Michael Faraday was born in 1791 in Newington Butts, south London, the son of a blacksmith who was frequently too ill to work. The family was often hungry. His education consisted of learning to read, write, and do basic arithmetic at a church Sunday school, and that was where it ended. At the age of 13 he was running errands for a bookbinder and bookseller. At 14 he was apprenticed to the man, George Riebau of Blandford Street, Marylebone, for a seven-year term. Unlike every other apprentice in that shop, Faraday read every book that came in to be bound.
He read the entry on electricity in the third edition of the Encyclopaedia Britannica and was so captivated that he built himself a crude electrostatic generator out of old bottles and lumber. He read Jane Marcet’s Conversations on Chemistry and began conducting his own chemical experiments. He joined the City Philosophical Society in 1810, a group of young working men who met weekly to hear lectures on science and discuss what they had learned. He was educating himself in the only way available to him, from the inside of a trade he had no intention of staying in.
In 1812, a customer at the bookshop gave the 20-year-old Faraday four tickets to attend lectures at the Royal Institution by Sir Humphry Davy, then the most celebrated chemist in Britain. Faraday attended every one, taking meticulous notes in the careful hand of a man who had taught himself to write properly. He bound those notes into a beautiful 300-page volume and sent them to Davy with a letter asking for any position in science, however small. Davy wrote back kindly but said there was nothing available.
Then, a few months later, Davy’s laboratory assistant was dismissed after getting into a fight. Davy remembered the eager young bookbinder. In March 1813, Faraday was hired as a laboratory assistant at the Royal Institution at 25 shillings a week, two rooms in the attic, and the use of the laboratory. It was, in the judgment of history, one of the most consequential hiring decisions ever made.

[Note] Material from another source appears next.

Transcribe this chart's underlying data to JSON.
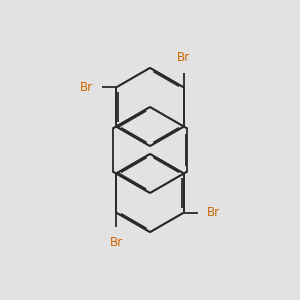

Within a year, Davy took Faraday on an 18-month tour of Europe, where he met many of the leading scientists of the age. Back in London, Faraday began his own research. In 1821 he invented the electric motor, demonstrating that electrical current could produce continuous mechanical motion, a concept nobody had achieved before. By 1831 he had made the discovery that would change the world: electromagnetic induction. By passing a magnet through a coil of wire, he generated an electric current. This was the first electrical generator, the foundational principle behind every power station ever built.
He went on to discover the laws of electrolysis, coined the terms electrode, anode, cathode, and ion, discovered benzene, invented the Faraday cage that today lines microwave ovens and MRI scanners, and demonstrated the first known connection between light and magnetism. He had no formal education. He could not write mathematics. He worked entirely through experiment and physical intuition, visualising invisible lines of magnetic force moving through space in ways that mathematical physicists initially dismissed as mystical, and that James Clerk Maxwell later showed to be perfectly correct.
When Faraday was eventually appointed Professor of Chemistry at the Royal Institution, he was offered a knighthood. He turned it down, citing his religious beliefs. Albert Einstein kept a portrait of Faraday on his study wall alongside Isaac Newton and James Clerk Maxwell. Physicist Ernest Rutherford said there was no honour too great to pay to his memory. The man who had spent his teenage years sewing pages together had, without a university, without a degree, and without the language of advanced mathematics, built the intellectual foundations of the electrical age. Every time you switch on a light, start a car engine, or charge a phone, you are using something that traces directly back to a self-educated blacksmith’s son from south London who read every book that passed through his hands.